2. Queen Elizabeth I

Queen Elizabeth I was the mistress of spin and iconic imagery, as shown by the glorious Armada Portrait of her after she faced down Spanish invasion. Desperate to resist the ravages of time and live up to her public persona, Gloriana included the application of urine to the royal face as an anti-wrinkle treatment.

3. Sir Walter Ralegh

Flamboyant explorer Sir Walter Ralegh was a man of many parts, naming Virginia for Elizabeth I and popularising pipe-smoking at court. While in the Tower of London for treason, he conducted chemical experiments in a shed, grew tobacco on Tower Green and wrote his History of the World. After Ralegh was executed in 1618, his wife kept one part of him in a bag: his embalmed head.

4. Sir Issac Newton

Sir Isaac Newton discovered the principle of gravity and defined force in his laws of motion. He is also credited with inventing the cat flap, enabling grateful felines around the country to come and go from their homes as they please.

5. Duke of Wellington

The Iron Duke of Wellington, who defeated Napoleon at Waterloo in 1818, appears to have had a soft side to his character. One day, on finding a boy sobbing because he had to go away to school and had no one to care for his pet toad, Wellington offered his services. He even sent a report of the toad’s wellbeing to the tearful child.

6. Florence Nightingale

Florence Nightingale, the Lady with the Lamp who tended British troops in the Crimean War and pioneered modern nursing, was a gifted mathematician. She was the first woman to be elected to the Royal Statistical Society and is credited with inventing the pie chart (nothing to do with over-eating, of course, which would be detrimental to health).

7. Grace Darling

Grace Darling survived raging seas when she rowed to help survivors of the wrecked SS Forfarshire off the Bamburgh coast in 1838, but overnight celebritythreatened to engulf her. So many fans requested locks of the 22-year-old’s hair that her family feared she would need a wig. Grace died of consumption four years after the dramatic rescue, further guaranteeing her status as a Victorian heroine.
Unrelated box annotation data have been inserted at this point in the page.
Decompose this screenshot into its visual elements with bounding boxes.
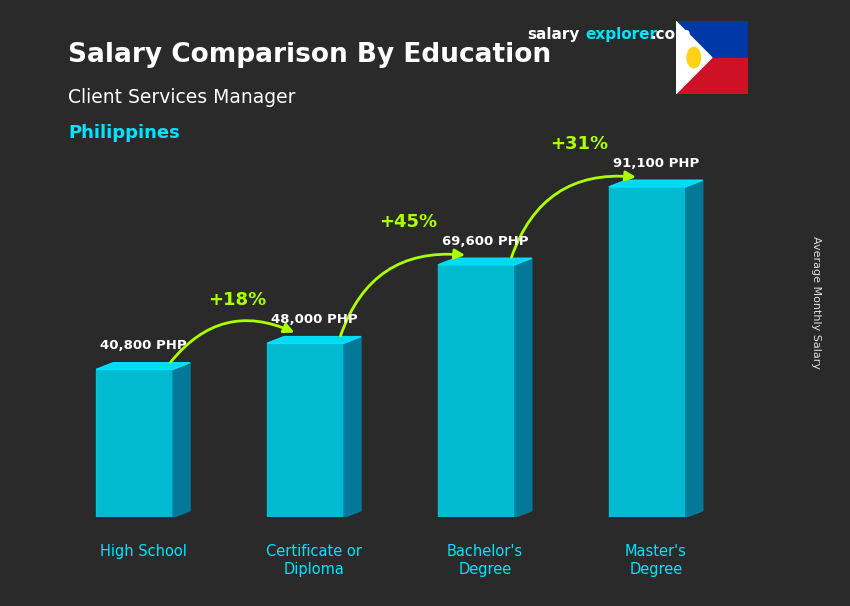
Text: +45%: +45% bbox=[379, 213, 437, 231]
Text: explorer: explorer bbox=[586, 27, 658, 42]
Text: Certificate or
Diploma: Certificate or Diploma bbox=[266, 544, 362, 576]
Polygon shape bbox=[267, 336, 361, 343]
Bar bbox=[676, 21, 748, 58]
Circle shape bbox=[687, 47, 700, 68]
Bar bbox=[267, 343, 344, 518]
Text: 69,600 PHP: 69,600 PHP bbox=[442, 235, 528, 248]
Bar bbox=[438, 265, 515, 518]
Text: Philippines: Philippines bbox=[68, 124, 179, 142]
Polygon shape bbox=[438, 258, 532, 265]
Polygon shape bbox=[96, 363, 190, 370]
Text: 40,800 PHP: 40,800 PHP bbox=[99, 339, 186, 352]
Polygon shape bbox=[609, 180, 703, 187]
Text: 48,000 PHP: 48,000 PHP bbox=[270, 313, 357, 326]
Polygon shape bbox=[686, 180, 703, 518]
FancyArrowPatch shape bbox=[512, 172, 633, 258]
Text: Average Monthly Salary: Average Monthly Salary bbox=[811, 236, 821, 370]
Text: Client Services Manager: Client Services Manager bbox=[68, 88, 296, 107]
Text: +31%: +31% bbox=[550, 135, 608, 153]
FancyArrowPatch shape bbox=[171, 321, 292, 362]
Bar bbox=[96, 370, 173, 518]
Text: High School: High School bbox=[99, 544, 186, 559]
Polygon shape bbox=[344, 336, 361, 518]
Text: 91,100 PHP: 91,100 PHP bbox=[613, 157, 699, 170]
Bar bbox=[676, 58, 748, 94]
FancyArrowPatch shape bbox=[341, 250, 462, 336]
Text: salary: salary bbox=[527, 27, 580, 42]
Polygon shape bbox=[515, 258, 532, 518]
Text: +18%: +18% bbox=[208, 291, 266, 309]
Text: Bachelor's
Degree: Bachelor's Degree bbox=[447, 544, 523, 576]
Bar bbox=[609, 187, 686, 518]
Text: Salary Comparison By Education: Salary Comparison By Education bbox=[68, 42, 551, 68]
Polygon shape bbox=[173, 363, 190, 518]
Text: Master's
Degree: Master's Degree bbox=[625, 544, 687, 576]
Polygon shape bbox=[676, 21, 711, 94]
Text: .com: .com bbox=[650, 27, 691, 42]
8. Isambard Kingdom Brunel

Isambard Kingdom Brunel was a genius of the ‘heroic age of engineering’. Just as well. When entertaining his children with conjuring tricks in 1843, he accidentally swallowed a half-sovereign, which lodged in his windpipe. He quickly knocked up a board pivoted between two uprights, strapped himself in, spun rapidly head over heels – and the coin was expelled by the centrifugal force.

9. Alan Turing

Computer pioneer and key wartime code-breaker Alan Turing was nothing if not eccentric. He cycled to work at top-secret Bletchley Park on a bike
whose chain came off at regular intervals, but instead of mending it, he counted the number of times the pedals went round and got off in time to adjust the chain by hand.

10. Sir Winston Churchill

Sir Winston Churchill was an expert bricklayer and a qualified member of the Amalgamated Union of Bricklayers. In his spare time at his home in Kent, he laid a brick wall around the vegetable garden. With a trowel in one hand and cigar in the other, he proved a dab hand at constructing a goldfish pond and swimming pool too.